The other day, I was sitting watching the The Money Programme on my newly installed Windows Vista Media Center, which is a huge improvement over the XP version (by which I mean it works, and has stayed working for more than a couple of days). This particular edition was all about Microsoft and the UK launch of Vista, and I embarrassed my viewing companions with schoolboy cries of “Been there!” and “Know him/her!” Despite my interruptions, it was interesting to see behind the scenes of such a major launch, although I’ll confess that the “wow” catchphrase the ad agency had come up with escaped me completely until this programme pointed it out. Surprised friends told me it was plastered all over websites as banner adverts, so my ability to tune out banners must have reached almost Jedi levels.

Warp speed

The programme made the point that this might be the last big operating system launch, as in future such upgrades will be done via downloading rather than buying a shrinkwrapped product from your favourite (or otherwise) computer retailer, which set me to thinking about the possible future of computing. Regular readers of this column will know I’ve been enthusing about the variety of web applications that are springing up, and such apps run on servers and use a web browser to provide their user interface, while trying to behave as far as possible like a traditional PC desktop application. This is achieved by rendering small separate areas on the web page, rather than the standard HTML technique of redrawing the whole page after every user confirmation with a blank screen while the refreshed page downloads. Such web applications aren’t just cool, quirky applications; many are refined tools that can be used to do real work, as demonstrated by the excellent Google Apps, which offers users a word processor, spreadsheet and several other functions.

The clever bit about this technology is that these applications use the browser for a user interface and the server for all the back-end processing, with no new programs being installed on the user’s machine.
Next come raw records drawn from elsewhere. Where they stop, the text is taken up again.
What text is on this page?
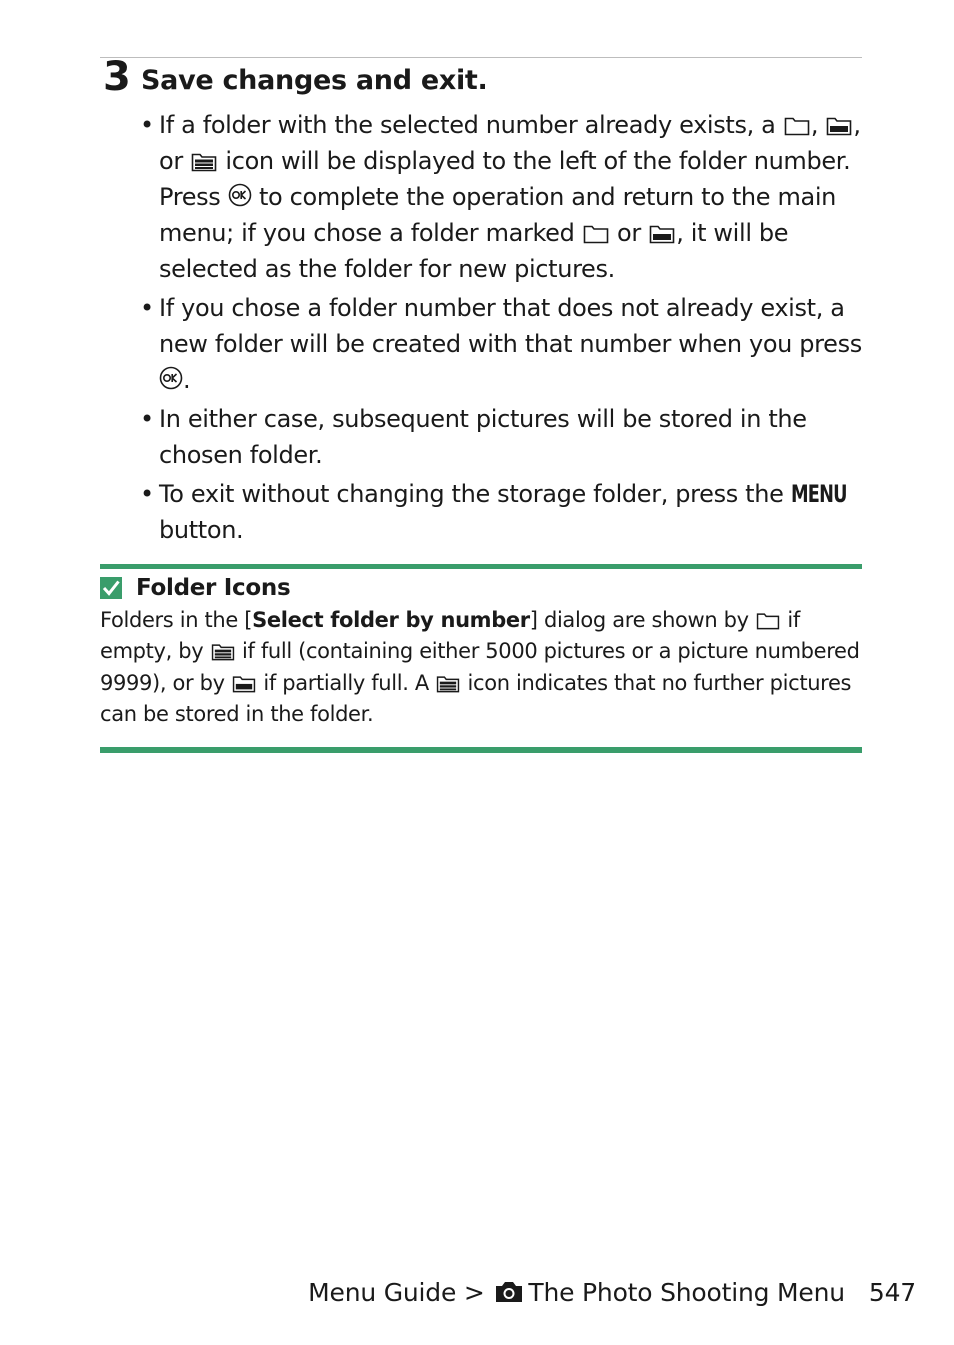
3 Save changes and exit.
• If a folder with the selected number already exists, a , ,
or  icon will be displayed to the left of the folder number.
Press  to complete the operation and return to the main menu; if you chose a folder marked  or , it will be selected as the folder for new pictures.
• If you chose a folder number that does not already exist, a new folder will be created with that number when you press .
• In either case, subsequent pictures will be stored in the chosen folder.
• To exit without changing the storage folder, press the MENU
button.
Folder Icons
Folders in the [Select folder by number] dialog are shown by  if empty, by  if full (containing either 5000 pictures or a picture numbered 9999), or by  if partially full. A  icon indicates that no further pictures can be stored in the folder.
Menu Guide > The Photo Shooting Menu 547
So if all future applications were developed this way, a typical office PC would need nothing more than a web browser installed locally to let the user do all their work. The corresponding operating system on the user’s workstation could be simple, just what’s required to run the browser, with no need for a fancy search system like the one Vista boasts because the server will take care of all that. It will be many years before we see graphics-heavy programs like Photoshop appearing in this web app form, but for a lot of day-to-day office tasks such applications could offer a different solution that would run on very lightweight, low-spec devices. For people like Paul “Road Warrior” Ockenden, they can be a real boon when away from the office, but could such a solution be satisfactory in an average office environment?

Why not? The main problem I see to taking this route is what would happen if the internet connection went down. Perhaps everyone would take some quality time and relax with their work colleagues, but if that’s a bit utopian then a broken or slow internet connection could be worked around by using a proxy server that the users connect to and which itself connects to the internet. We’ve had proxy servers around for a long time, traditionally used to fetch web pages from the internet the first time each user on the local network requests them, then store the pages and images locally, so the next user who requests the same page will get the local cached copy (unless the proxy detects that the remote page has changed). A lot of larger organisations and many ISPs use such technology to take the load off their internet connection.